One of the most vocal critics of the proposal was Sen. Rand Paul (R., Ky.), who stormed out of the GOP lunch exclaiming that he must have been at the wrong meeting. "Trillions of dollars of debt! This is what Republicans stand for?" he said.

Mr. Paul said some of his colleagues who are running for re-election -- and Republican leaders trying to protect them -- are misguided when they say that the party must spend now or lose in November.

"I tell them: What if you anger the base? The people who got you here, the people that are the hard-core conservatives?" Mr. Paul said. "They can go vote for the libertarian, they can vote for independents, they can sit home."

Making the opposite case was Sen. Tom Cotton (R., Ark.), who told his Republican colleagues at last week's lunch that they should pay attention to what the vulnerable Senate Republicans needed from the package, even if it meant more spending. He argued that if Democrats won the Senate and Democratic candidate Joe Biden won the presidency, they would pass much more expensive legislation, and that the GOP should take steps now to avoid such an outcome.

President Trump and Mr. Mnuchin later called Mr. Cotton to thank him for making the argument, according to a Republican familiar with the conversation. The White House didn't respond to a request for comment.

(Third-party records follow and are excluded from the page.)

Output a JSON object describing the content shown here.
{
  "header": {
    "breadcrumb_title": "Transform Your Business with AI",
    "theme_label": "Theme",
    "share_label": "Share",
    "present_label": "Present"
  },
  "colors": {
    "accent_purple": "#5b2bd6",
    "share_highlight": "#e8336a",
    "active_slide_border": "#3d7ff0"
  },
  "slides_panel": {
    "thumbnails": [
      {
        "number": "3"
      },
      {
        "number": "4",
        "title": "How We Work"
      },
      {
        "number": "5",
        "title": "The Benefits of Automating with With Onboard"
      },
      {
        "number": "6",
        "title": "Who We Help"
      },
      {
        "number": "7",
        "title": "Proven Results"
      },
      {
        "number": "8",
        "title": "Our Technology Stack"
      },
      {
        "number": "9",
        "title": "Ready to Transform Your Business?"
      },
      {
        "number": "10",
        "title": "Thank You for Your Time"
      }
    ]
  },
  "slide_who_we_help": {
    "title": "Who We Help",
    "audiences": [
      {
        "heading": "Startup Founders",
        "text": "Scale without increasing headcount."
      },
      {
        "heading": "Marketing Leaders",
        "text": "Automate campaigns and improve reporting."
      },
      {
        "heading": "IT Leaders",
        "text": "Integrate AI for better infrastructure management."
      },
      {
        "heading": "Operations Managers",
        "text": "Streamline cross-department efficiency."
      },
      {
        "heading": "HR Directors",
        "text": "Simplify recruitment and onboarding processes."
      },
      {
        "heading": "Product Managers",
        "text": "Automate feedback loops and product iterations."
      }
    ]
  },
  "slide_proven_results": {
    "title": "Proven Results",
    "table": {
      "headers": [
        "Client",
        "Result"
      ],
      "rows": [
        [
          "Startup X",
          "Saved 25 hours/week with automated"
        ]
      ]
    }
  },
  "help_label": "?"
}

GOP Sen. Thom Tillis, locked in a tough re-election fight in the battleground state of North Carolina, said Republicans need to pass something fairly soon, especially to extend unemployment benefits, which are set to expire on July 31.

"We're going to have to recognize this virus is going to stick around a lot longer than anybody expected," Mr. Tillis said.

But conservative advocacy groups and activists have mobilized to push back hard against the plan from Messrs. McConnell and Mnuchin. The Club for Growth, a conservative advocacy group, started telling lawmakers privately Wednesday that it planned to urge a "no" vote against Mr. McConnell's bill, and would penalize any senators who voted for it in the group's high-profile congressional scorecards. That was a change from the group's relative silence on previous coronavirus-aid packages.

"I think the president has been badly served by Mnuchin and McConnell when they just decided we're going to run another one of these big spending bills," said David McIntosh, the Club's president. "And we're saying very publicly now that if McConnell has his way, that Republicans will lose, that he will have led the Republicans into the minority in the Senate...Voters will say, 'Why elect Republicans when we can get Democrats to give us handouts?'"

Asked whether Republicans' disagreements will weaken their party's hand with Democrats, Sen. John Cornyn (R., Texas) countered that conservative opposition to additional spending could help keep down the price tag of the eventual deal.

--Andrew Duehren contributed to this article.